Flow cytometric analysis was applied to detect cell cycle distribution reported previously [39]. Briefly, bladder cancer EJ cells were treated with 20, 40, and 80 μM kaempferol for 48 h, respectively. Then EJ cells were fixed with 70% cold ethanol after being washed with PBS. A flow cytometer (Beckman Coulte, Miami, FL, USA.) was applied to determine the stained cells which were stained with PI (a fluorescent intercalating agent that can be used to stain cells) for 30 min in darkness.

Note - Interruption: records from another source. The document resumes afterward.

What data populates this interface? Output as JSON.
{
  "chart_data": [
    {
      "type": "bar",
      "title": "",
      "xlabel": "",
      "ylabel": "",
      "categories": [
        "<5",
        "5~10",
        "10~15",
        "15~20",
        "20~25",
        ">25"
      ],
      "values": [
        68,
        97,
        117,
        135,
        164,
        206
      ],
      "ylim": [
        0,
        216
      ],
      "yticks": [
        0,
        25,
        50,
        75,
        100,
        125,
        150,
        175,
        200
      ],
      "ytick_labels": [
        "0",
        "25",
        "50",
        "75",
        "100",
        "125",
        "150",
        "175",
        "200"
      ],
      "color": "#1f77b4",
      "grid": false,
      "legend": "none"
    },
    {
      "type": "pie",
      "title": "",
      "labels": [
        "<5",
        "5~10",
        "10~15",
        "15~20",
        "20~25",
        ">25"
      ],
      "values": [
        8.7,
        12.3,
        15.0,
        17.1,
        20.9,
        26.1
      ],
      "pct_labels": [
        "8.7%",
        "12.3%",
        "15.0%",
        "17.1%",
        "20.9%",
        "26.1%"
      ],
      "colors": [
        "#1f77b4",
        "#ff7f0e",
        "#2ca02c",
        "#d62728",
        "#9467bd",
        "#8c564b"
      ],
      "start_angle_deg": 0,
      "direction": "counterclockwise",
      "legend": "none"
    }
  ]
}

4.7. Western Blotting Analysis

The cellular proteins of EJ cells were determined by western blotting [40]. Briefly, the proteins were harvested after cells lysed with radioimmunoprecipitation assay (RIPA) buffer and centrifugated at 12,000 rpm (4 °C). After proteins were quantified with BCA kit, protein samples were separated via sodium dodecyl sulfate-polyacrylamide gel electrophoresis (SDS-PAGE) and transferred to polyvinylidene fluoride (PVDF) membranes. The membranes were incubated with primary antibodies after being blocked in 5% nonfat milk. Then they were incubated with secondary antibodies and finally detected with X-ray films. The densities the bands were calculated by the Image J software (Image J 1.8.0, National Institutes of Health, Bethesda, MD, USA). β-actin was used as a loading control.

4.8. Statistical Analysis

All experiments were performed in triplicate. Data were expressed as mean ± SD and analyzed by SPSS (SPSS 13.0 for Windows; SPSS, Inc., Chicago, IL, USA). p < 0.05 was regarded as significant.

5. Conclusions

In summary, kaempferol could exert remarkable anti-oxidant activity through down-regulated MDA and ROS and up-regulated SOD and GPx activities in human erythrocytes. Kaempferol also showed antiproliferative activity on bladder cancer EJ cells by inducing apoptosis accompanied with S phase arrest through activating p53 signal pathway, as shown in Figure 6. Therefore, kaempferol exhibited highly antioxidant and antiproliferative activity on bladder cancer cells EJ. All these results provided scientific validations of kaempferol bioactivities. This study showed the public that they could prevent much oxidative injury and treat bladder cancer by simply developing healthy eating habits.

Figure 6

Proposed signaling pathway triggered by kaempferol in EJ cells.